Cet instrument dégage un charme nostalgique : on se retrouve projeté dans
un autre temps. Mais plus que le rapport au passé, c’est le rapport au son, à la
digitalité qui m’intéresse. La fragilité du son perturbe le rapport physique et mental
de l’interprète à l’instrument. Le pianiste virtuose surpuissant, habitué à se rendre
maître du clavier et à faire grimper les décibels se retrouve face à un instrument à la
fois fragile et indomptable. Ce n’est pas du tout la même démarche. Le pianoforte
ne supporte ni la force, ni n'admet la perfection. Il résiste à tous ces automatismes
nécessaires sur piano moderne. Cela transforme le rapport à l’interprétation et
conduit à plus d’humilité : nous ne sommes plus maîtres à bord, mais à l’écoute des
failles, des scories ou d’unmarteau qui grince. D’ailleurs, j’ai délibérément souhaité
garder ces aspérités sur l’enregistrement.

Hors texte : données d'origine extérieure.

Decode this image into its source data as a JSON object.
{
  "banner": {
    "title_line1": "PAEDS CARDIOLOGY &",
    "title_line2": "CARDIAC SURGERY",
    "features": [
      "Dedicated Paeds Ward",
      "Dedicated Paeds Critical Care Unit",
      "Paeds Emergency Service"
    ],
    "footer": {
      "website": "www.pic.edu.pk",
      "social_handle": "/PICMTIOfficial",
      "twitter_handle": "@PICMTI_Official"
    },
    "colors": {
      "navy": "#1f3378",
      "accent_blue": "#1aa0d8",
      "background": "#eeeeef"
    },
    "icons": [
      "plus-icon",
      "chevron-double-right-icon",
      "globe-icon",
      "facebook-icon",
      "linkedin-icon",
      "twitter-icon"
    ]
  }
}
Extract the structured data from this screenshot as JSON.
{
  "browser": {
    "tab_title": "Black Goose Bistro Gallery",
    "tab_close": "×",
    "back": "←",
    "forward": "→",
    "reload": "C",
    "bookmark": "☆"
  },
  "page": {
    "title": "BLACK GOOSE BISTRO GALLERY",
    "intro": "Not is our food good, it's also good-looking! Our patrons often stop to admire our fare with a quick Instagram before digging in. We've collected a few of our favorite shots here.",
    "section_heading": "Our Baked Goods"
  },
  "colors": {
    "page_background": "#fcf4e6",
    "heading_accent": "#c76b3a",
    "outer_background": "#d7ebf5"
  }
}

Quelles sont les vertus de cette confrontation ?
Je n’ai pas pensé ce programme en termes de confrontation. Pas plus entre les
compositeurs qu’entre les instruments. C’est plutôt un compagnonnage. Il s’agit de
réunir au disque deux compositeurs et deux instruments qui cohabitent de façon
étonnamment harmonieuse. Mon but n’est pas de prouver quoi que ce soit ni de
papillonner : c’est un cheminement personnel qui m’a conduit de façon évidente à
un projet de cette nature. Cela correspond à mon chemin de carrière.